Dave Teghtsoonian gives a talk on MTS TV - the largest telco deployment in North America


In the News...

January 24 News Release - Alliance Between iPark and TRLabs will Benefit Korean and Canadian Companies

January 20 News Release - TRLabs Seeking Subscribed Research Project Proposals from Industry

January 17 News Release - TRLabs to Co-Develop Technology for China Railway


MOU Signing Cermony, Beijing, January 17

January 16 News Release - TRLabs and Optimum Develop High Performance, Fully-Programmable Communications Hardware Platform

November 10 News Release - U.S. Company Re-Locates R&D to Alberta and Joins TRLabs

Media Coverage Highlight - January 13 TRLabs article in the Edmonton Journal
(reproduced on U of A web site)


Envionmental Scanning

A good update on the status of Canada's ICT industry can be found in an October Report on Industry Canada's Strategis web site. Highlights:

  • Since 1997, ICT has grown by 8.4%, more than twice as fast as the broader Canadian economy (3.6%). This growth has been led by the telecommunications services sector followed by the ICT manufacturing sector.
  • Most of the employment gains have been in the software and computer services industries, where the number of workers is 64% larger than in 1997. The employment shift demonstrates the structural shift in the industry from manufacturing to services.
  • ICT industries are still the largest performers of private R&D in Canada, accounting for 38% of total Canadian private sector R&D.
  • The ICT workforce is characterized by a high level of education, with 38% of all ICT workers having a university degree compared to a national average of 21%.

Grad Resumes

Recent grad Shirley Mayadewi (TRLabs Winnipeg)
puts her name on the TRLabs Wall of Honour, January, 2006

17 resumes of recent or soon-to-be graduates are posted on the TRLabs web site (Members Only).
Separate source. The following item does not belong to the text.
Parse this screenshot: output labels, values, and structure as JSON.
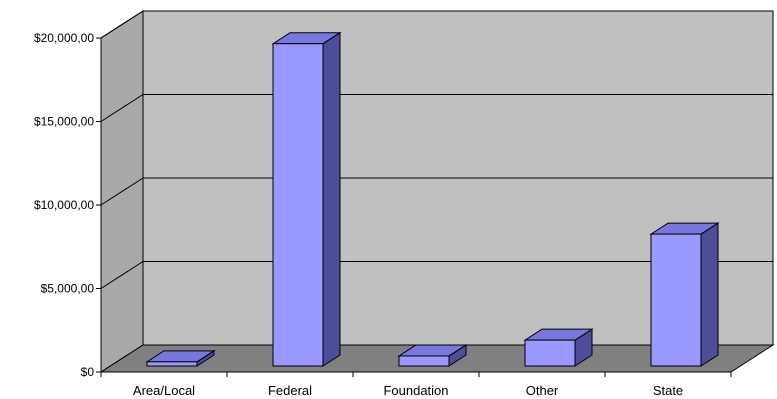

TRLabs has trained 810 highly skilled university graduates since 1986. 50% have remained in western Canada to fuel growth of the ICT sector.
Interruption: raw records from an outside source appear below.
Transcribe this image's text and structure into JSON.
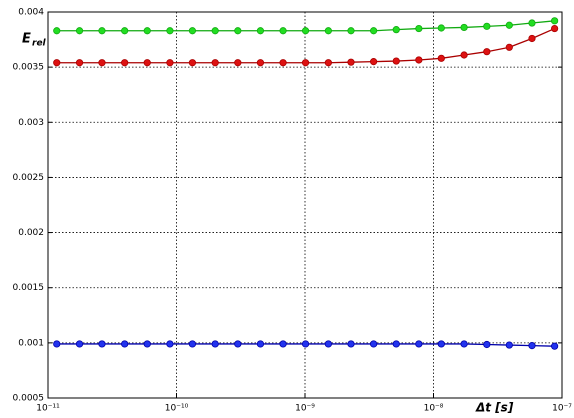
{
  "chart_data": {
    "type": "line",
    "ylabel": "E",
    "ylabel_sub": "rel",
    "xlabel": "Δt [s]",
    "log_x": true,
    "grid": true,
    "x": [
      1.17e-11,
      1.76e-11,
      2.63e-11,
      3.95e-11,
      5.92e-11,
      8.89e-11,
      1.33e-10,
      2e-10,
      3e-10,
      4.5e-10,
      6.75e-10,
      1.01e-09,
      1.52e-09,
      2.28e-09,
      3.42e-09,
      5.13e-09,
      7.69e-09,
      1.15e-08,
      1.73e-08,
      2.6e-08,
      3.89e-08,
      5.84e-08,
      8.76e-08
    ],
    "series": [
      {
        "name": "green",
        "color": "#22dd22",
        "edge": "#11aa11",
        "values": [
          0.00383,
          0.00383,
          0.00383,
          0.00383,
          0.00383,
          0.00383,
          0.00383,
          0.00383,
          0.00383,
          0.00383,
          0.00383,
          0.00383,
          0.00383,
          0.00383,
          0.00383,
          0.00384,
          0.00385,
          0.003855,
          0.00386,
          0.00387,
          0.00388,
          0.0039,
          0.00392
        ]
      },
      {
        "name": "red",
        "color": "#dd1111",
        "edge": "#aa0000",
        "values": [
          0.00354,
          0.00354,
          0.00354,
          0.00354,
          0.00354,
          0.00354,
          0.00354,
          0.00354,
          0.00354,
          0.00354,
          0.00354,
          0.00354,
          0.00354,
          0.003545,
          0.00355,
          0.003555,
          0.003565,
          0.00358,
          0.00361,
          0.00364,
          0.00368,
          0.00376,
          0.00385
        ]
      },
      {
        "name": "blue",
        "color": "#2233ee",
        "edge": "#0000aa",
        "values": [
          0.00099,
          0.00099,
          0.00099,
          0.00099,
          0.00099,
          0.00099,
          0.00099,
          0.00099,
          0.00099,
          0.00099,
          0.00099,
          0.00099,
          0.00099,
          0.00099,
          0.00099,
          0.00099,
          0.00099,
          0.00099,
          0.00099,
          0.000985,
          0.00098,
          0.000975,
          0.00097
        ]
      }
    ],
    "xlim": [
      1e-11,
      1e-07
    ],
    "xticks": [
      {
        "value": 1e-11,
        "label": "10⁻¹¹"
      },
      {
        "value": 1e-10,
        "label": "10⁻¹⁰"
      },
      {
        "value": 1e-09,
        "label": "10⁻⁹"
      },
      {
        "value": 1e-08,
        "label": "10⁻⁸"
      },
      {
        "value": 1e-07,
        "label": "10⁻⁷"
      }
    ],
    "ylim": [
      0.0005,
      0.004
    ],
    "yticks": [
      0.0005,
      0.001,
      0.0015,
      0.002,
      0.0025,
      0.003,
      0.0035,
      0.004
    ]
  }
}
Research Relevance..."The Backhoe: A Real Cyberthreat"

TRLabs Edmonton's Network Systems group is a world-leader in innovating methods to design, operate, plan and evolve cost-efficient networks that withstand failures. The importance of Network Systems' research is underscored by a recent article posted on wired.com.
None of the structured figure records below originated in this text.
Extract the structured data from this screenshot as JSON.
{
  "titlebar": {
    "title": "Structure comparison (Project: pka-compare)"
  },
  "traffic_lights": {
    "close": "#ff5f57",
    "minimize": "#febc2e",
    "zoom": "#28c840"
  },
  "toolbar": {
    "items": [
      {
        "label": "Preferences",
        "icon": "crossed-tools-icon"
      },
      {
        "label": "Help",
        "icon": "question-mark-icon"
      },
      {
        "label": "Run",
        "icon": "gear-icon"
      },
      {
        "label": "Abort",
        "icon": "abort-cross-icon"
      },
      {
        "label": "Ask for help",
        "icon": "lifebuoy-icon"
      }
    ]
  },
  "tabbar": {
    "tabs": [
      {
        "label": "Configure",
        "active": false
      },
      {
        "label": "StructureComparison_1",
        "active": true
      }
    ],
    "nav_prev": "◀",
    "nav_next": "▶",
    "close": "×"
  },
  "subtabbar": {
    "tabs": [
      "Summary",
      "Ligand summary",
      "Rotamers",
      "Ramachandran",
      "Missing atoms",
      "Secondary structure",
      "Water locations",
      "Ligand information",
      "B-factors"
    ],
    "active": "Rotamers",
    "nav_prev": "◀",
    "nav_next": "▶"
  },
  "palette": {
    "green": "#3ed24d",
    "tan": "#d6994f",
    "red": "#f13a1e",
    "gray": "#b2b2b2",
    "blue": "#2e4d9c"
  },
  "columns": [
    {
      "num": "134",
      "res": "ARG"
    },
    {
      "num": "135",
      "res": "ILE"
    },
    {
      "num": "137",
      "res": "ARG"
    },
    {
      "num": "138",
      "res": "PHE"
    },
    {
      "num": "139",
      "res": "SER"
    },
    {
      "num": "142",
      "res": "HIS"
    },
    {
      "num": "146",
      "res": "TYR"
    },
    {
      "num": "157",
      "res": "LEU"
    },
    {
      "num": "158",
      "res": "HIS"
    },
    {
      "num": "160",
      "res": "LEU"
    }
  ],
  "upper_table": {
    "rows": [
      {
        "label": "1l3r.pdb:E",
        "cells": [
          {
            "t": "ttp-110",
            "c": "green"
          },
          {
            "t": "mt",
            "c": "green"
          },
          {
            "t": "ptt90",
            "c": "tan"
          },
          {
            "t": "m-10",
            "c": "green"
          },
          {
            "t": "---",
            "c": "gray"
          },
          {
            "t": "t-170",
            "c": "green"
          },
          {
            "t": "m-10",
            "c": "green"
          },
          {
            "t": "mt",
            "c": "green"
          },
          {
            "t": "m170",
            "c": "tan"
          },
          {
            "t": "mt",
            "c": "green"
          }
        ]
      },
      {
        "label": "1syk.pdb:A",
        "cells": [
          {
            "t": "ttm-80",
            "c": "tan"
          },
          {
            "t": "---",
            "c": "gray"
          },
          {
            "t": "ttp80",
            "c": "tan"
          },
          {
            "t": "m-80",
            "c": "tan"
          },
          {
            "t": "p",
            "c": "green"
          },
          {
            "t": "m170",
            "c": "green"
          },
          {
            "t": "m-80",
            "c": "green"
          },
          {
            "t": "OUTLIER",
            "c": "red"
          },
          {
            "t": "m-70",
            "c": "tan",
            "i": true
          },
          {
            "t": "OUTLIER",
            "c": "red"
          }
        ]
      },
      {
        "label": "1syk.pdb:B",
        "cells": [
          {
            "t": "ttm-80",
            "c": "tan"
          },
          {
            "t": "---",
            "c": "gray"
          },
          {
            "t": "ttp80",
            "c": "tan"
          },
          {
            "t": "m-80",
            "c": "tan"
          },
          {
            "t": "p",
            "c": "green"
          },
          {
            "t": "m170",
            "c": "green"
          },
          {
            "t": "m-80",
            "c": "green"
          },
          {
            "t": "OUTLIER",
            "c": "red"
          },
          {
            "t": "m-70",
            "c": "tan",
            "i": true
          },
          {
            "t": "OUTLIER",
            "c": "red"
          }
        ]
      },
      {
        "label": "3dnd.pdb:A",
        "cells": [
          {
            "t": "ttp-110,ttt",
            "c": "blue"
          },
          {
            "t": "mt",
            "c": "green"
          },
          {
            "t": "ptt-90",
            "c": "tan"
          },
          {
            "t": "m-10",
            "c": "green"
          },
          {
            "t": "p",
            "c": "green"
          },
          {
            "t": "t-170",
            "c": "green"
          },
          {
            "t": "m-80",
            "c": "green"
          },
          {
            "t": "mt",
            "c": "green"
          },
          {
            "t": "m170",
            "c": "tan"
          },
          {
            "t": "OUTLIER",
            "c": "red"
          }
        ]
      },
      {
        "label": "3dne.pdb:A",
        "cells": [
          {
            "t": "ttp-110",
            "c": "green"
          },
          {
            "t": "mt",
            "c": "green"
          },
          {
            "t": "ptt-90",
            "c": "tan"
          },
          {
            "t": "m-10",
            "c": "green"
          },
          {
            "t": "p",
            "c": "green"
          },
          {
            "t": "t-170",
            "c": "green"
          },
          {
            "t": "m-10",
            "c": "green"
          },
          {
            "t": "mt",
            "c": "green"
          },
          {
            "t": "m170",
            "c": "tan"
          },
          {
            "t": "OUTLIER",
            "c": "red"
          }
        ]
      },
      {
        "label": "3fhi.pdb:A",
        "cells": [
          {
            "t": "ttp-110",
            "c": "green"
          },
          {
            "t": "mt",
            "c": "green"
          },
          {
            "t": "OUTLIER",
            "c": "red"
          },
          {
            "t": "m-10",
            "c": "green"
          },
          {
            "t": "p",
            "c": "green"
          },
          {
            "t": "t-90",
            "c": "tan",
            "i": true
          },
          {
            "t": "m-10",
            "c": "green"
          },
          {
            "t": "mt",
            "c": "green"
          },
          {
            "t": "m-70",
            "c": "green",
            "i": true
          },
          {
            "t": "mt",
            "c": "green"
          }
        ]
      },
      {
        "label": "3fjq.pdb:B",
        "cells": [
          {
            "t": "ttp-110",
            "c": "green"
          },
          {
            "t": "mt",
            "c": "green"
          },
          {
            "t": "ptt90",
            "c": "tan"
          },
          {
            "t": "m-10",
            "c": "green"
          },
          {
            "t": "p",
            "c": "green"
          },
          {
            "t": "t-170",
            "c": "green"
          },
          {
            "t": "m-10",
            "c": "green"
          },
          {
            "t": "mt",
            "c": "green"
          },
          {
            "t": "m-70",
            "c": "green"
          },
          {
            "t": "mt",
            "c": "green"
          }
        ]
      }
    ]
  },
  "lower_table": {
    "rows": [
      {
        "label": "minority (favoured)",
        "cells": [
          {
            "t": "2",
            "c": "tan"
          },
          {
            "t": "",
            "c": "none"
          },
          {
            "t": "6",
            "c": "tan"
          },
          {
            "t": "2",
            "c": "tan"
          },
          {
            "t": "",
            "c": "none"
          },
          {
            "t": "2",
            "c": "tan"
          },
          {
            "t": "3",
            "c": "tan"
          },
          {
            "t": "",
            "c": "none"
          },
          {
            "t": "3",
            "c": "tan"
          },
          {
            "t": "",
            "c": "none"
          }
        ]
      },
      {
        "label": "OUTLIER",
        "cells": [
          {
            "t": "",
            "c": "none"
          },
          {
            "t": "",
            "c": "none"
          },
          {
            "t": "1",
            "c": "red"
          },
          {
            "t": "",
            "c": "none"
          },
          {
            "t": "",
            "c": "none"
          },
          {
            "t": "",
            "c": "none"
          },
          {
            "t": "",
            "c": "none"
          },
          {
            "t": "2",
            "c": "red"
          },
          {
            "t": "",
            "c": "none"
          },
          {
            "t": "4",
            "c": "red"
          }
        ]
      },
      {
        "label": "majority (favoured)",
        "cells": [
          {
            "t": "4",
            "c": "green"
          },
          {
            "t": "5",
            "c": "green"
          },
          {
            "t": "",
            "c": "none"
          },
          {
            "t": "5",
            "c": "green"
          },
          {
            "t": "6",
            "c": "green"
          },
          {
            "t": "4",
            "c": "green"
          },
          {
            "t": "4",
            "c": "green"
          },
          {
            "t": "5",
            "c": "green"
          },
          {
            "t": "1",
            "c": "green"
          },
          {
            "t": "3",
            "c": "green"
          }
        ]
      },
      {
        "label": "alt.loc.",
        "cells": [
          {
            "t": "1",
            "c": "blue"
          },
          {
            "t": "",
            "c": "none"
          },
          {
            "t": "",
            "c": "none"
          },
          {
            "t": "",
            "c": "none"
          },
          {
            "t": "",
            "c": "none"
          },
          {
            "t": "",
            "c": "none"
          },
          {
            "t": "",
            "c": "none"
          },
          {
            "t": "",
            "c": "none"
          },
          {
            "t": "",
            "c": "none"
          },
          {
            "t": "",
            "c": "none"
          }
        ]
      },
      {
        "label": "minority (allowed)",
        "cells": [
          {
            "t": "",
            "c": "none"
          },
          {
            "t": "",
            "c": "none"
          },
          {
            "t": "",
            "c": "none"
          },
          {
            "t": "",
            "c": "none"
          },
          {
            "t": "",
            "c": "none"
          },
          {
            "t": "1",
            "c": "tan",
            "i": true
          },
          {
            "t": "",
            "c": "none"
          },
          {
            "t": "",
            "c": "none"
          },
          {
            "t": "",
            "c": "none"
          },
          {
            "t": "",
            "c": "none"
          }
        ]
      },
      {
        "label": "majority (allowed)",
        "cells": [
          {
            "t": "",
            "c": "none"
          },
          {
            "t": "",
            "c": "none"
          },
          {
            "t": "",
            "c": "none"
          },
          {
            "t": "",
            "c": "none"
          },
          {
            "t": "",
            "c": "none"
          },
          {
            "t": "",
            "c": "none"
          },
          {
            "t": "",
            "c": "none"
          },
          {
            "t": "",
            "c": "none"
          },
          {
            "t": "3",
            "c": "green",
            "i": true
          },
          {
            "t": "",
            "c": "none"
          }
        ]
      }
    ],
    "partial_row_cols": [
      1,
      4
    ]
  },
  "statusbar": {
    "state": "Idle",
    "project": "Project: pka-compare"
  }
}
"A study issued last month by the Common Ground Alliance (CGA) - an industry group comprised of utilities and construction companies - calculated that there were more than 675,000 excavation accidents in 2004 in which underground cables or pipelines were damaged. And an October report from the Alliance for Telecommunications Industry Solutions found that cable dig-ups were the single most common cause of telecom outages over a 12-year period ending in 2004, with the number of incidents dropping in recent years but the severity and duration of the outages increasing.

In 2004, Department of Homeland Security officials became fearful that terrorists might start using accidental dig-ups as a road map for deliberate attacks, and convinced the FCC to begin locking up previously public data on outages. In a commission filing, DHS argued successfully that revealing the details of "even a single event may present a grave risk to the infrastructure."

"We see people talking about the digital Pearl Harbor from the worms and Trojans and viruses," says Howard Schmidt, former White House cybersecurity adviser. "But in all probability, there's more likelihood of what we call the 'backhoe attack' that would have more impact on a region than a Code Red, or anything we've seen so far."